We cannot fail to emphasize that the claim to the arbitrator and the arbitration award do not deal with a cogent right and, in fact, not even a right to remuneration, but rather with the interpretation of an agreement in contract law, perhaps, in tort law. Arbitrator Kraus rejected the Applicant's claim for salary based on paragraph 8(e)(8) of the agreement, and Arbitrator Shimoni did not find it necessary to intervene in his conclusions.
We will further note above necessity that there is no dispute, factually (and therefore determined) and legally (as the clause says); Section 8(e)(8) of the agreement states as follows:
"The full amounts specified in this agreement will be paid by the team to the player on the dates set out in this agreement, even if there is a decrease in the player's fitness and/or if the player does not participate in the activities of the team and/or the association, including training and/or games and/or for reasons beyond the player's control, including but not limited to the generality of the aforesaid in the event of death, illness, injury, accident, Military service, but thatoccurred in any framework and at any time during the period of this Agreement. For the avoidance of doubt, it is hereby clarified that the failure to include a player in the team's lineup will be considered as a reason beyond the player' s control" (emphases added).

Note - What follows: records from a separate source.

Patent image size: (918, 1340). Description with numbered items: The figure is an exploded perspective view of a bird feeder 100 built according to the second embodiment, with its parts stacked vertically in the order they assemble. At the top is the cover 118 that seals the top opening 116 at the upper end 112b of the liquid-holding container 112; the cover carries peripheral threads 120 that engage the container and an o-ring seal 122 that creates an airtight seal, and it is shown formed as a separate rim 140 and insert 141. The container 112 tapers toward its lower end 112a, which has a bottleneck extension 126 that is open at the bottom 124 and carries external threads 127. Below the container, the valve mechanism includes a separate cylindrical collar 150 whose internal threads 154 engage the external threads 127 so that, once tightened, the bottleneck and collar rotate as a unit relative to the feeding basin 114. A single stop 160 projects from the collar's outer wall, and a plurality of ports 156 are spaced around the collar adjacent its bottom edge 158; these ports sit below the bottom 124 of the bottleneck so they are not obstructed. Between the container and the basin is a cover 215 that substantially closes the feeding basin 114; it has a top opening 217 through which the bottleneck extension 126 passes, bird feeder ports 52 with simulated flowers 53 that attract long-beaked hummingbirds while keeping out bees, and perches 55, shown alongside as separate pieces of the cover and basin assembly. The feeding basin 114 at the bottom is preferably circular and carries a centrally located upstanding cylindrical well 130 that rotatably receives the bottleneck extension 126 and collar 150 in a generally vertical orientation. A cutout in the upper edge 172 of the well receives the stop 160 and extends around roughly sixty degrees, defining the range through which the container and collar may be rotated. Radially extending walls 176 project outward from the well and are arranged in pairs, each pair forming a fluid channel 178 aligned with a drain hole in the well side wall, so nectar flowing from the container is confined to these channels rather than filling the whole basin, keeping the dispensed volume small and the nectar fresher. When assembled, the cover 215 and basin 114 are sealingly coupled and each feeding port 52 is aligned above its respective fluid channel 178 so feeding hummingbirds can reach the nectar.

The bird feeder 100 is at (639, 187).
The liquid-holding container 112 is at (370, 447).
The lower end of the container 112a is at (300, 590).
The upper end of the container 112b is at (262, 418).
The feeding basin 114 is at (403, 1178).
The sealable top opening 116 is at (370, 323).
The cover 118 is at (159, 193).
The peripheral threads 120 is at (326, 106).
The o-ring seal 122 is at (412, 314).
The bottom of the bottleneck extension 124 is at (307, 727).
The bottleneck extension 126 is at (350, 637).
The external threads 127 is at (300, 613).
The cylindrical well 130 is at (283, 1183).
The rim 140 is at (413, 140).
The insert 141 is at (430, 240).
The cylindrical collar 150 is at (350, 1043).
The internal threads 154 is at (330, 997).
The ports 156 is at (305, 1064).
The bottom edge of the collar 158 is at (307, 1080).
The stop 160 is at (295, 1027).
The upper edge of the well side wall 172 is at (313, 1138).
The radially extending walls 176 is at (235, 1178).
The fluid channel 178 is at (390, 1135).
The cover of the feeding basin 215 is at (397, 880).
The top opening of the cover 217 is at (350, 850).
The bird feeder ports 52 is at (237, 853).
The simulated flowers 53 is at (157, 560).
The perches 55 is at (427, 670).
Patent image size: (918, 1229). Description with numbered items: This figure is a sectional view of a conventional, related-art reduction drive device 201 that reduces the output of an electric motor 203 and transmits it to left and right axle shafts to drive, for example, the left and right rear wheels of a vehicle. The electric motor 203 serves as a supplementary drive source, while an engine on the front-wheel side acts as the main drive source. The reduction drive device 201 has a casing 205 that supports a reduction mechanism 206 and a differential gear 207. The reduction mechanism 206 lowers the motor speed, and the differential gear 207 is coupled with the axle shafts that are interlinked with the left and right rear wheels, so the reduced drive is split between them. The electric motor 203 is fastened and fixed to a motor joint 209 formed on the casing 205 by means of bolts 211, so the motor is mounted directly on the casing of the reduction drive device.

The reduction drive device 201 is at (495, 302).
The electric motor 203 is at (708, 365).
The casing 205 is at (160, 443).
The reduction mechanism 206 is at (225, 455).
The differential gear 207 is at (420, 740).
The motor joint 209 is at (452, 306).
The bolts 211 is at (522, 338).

In other words, the two arbitrators did not "credit" the plaintiff with wages, since Arbitrator Kraus held that the Applicant was entitled to compensation for the Respondent's negligence, and Arbitrator Shimoni was of the opinion that we were not dealing with negligence, but with thwarting. We have also found reference to section 8(e)(5) as well as sections (4(f)(k), (12), tax appeal, to explain the "logic" of the arbitral awards in the aforesaid context.
- We will not ignore any of the respondent's arguments with regard to the absence of the applicant's affidavit, with regard to the "factual background" in the application, or with reference to Appendix G to the application - There is no basis for any claim of fact that was not supported by an affidavit of testimony, certainly when it is claimed that we are dealing only with a legal matter. Against the background of the aforesaid, it is certainly impossible to understand at all the attachment of Appendix G (as argued by the Respondent, p. 10 of the transcript).
[More than necessary, we will clarify that the Amos Judgment - Indeed, an appeal was filed for it, which was deleted, when the proceedings against Hapoel Tel Aviv were suspended].